Rayna had just received an interesting request. J.B., a recent addition to the front-line management team, had come to her following the division wide quarterly town hall update. The division president, Anne, had given a talk on accountability. She’d been firm in her resolve to increase division wide understanding of what it meant to be accountable at work. J.B. wasn’t questioning the directive. He was struggling with the meaning. What did accountability mean for him as a manager?
“Rayna,” he said. “In my last job we talked a lot about a culture of responsiveness. We gave a lot of lip service to building good teams, but in the end, it was really all about getting things done – fast. There was a lot of blaming; nobody wanted to be the one to holding the bag. It was about covering your backside – always.”
“Ugh,” said Rayna. “That must have been tough. We are trying hard to be different here. Anne is all about building a healthy workplace. She wants people to feel good about coming to work.”

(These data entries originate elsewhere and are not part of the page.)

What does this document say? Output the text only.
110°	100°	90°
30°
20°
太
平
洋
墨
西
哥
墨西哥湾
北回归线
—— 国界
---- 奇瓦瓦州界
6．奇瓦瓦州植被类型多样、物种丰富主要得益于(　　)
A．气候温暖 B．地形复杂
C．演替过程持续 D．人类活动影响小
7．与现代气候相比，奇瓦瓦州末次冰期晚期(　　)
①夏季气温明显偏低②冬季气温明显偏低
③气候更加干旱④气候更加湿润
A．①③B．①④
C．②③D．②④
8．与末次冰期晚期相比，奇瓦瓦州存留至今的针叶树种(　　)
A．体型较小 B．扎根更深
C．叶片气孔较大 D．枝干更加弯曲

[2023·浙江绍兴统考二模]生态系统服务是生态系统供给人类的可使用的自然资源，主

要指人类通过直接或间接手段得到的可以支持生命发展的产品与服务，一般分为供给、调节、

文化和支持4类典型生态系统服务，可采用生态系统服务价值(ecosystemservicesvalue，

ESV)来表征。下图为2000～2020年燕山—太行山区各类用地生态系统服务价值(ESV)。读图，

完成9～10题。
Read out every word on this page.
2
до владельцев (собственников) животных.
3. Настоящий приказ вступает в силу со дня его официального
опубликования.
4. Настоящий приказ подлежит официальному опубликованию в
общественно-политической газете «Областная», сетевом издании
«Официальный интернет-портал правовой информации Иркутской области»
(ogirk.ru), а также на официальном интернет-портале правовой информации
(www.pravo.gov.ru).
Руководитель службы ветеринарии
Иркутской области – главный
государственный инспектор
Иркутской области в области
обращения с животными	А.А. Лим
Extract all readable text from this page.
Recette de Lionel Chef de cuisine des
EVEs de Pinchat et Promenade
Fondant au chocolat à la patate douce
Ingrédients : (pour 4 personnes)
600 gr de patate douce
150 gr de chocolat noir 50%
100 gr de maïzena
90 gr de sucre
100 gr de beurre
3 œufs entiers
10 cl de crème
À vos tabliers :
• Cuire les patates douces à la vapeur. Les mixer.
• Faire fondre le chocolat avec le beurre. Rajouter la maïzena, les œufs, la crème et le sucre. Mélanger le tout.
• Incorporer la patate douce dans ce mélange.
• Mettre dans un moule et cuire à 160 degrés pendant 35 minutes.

J.B. replied, “I hear what she’s saying. It just doesn’t mean anything to me. I’m not sure I’ve ever thought about accountability at work. I know, it sounds crazy.”
“Anne’s talk got me thinking,” said Rayna. “I’ve been doing some reading and listening to podcasts on what accountability means. How about we set up some lunch dates to talk about what I’m finding?”
“Perfect!” said J.B. “Thanks, Rayna, I really appreciate you taking this on with me.”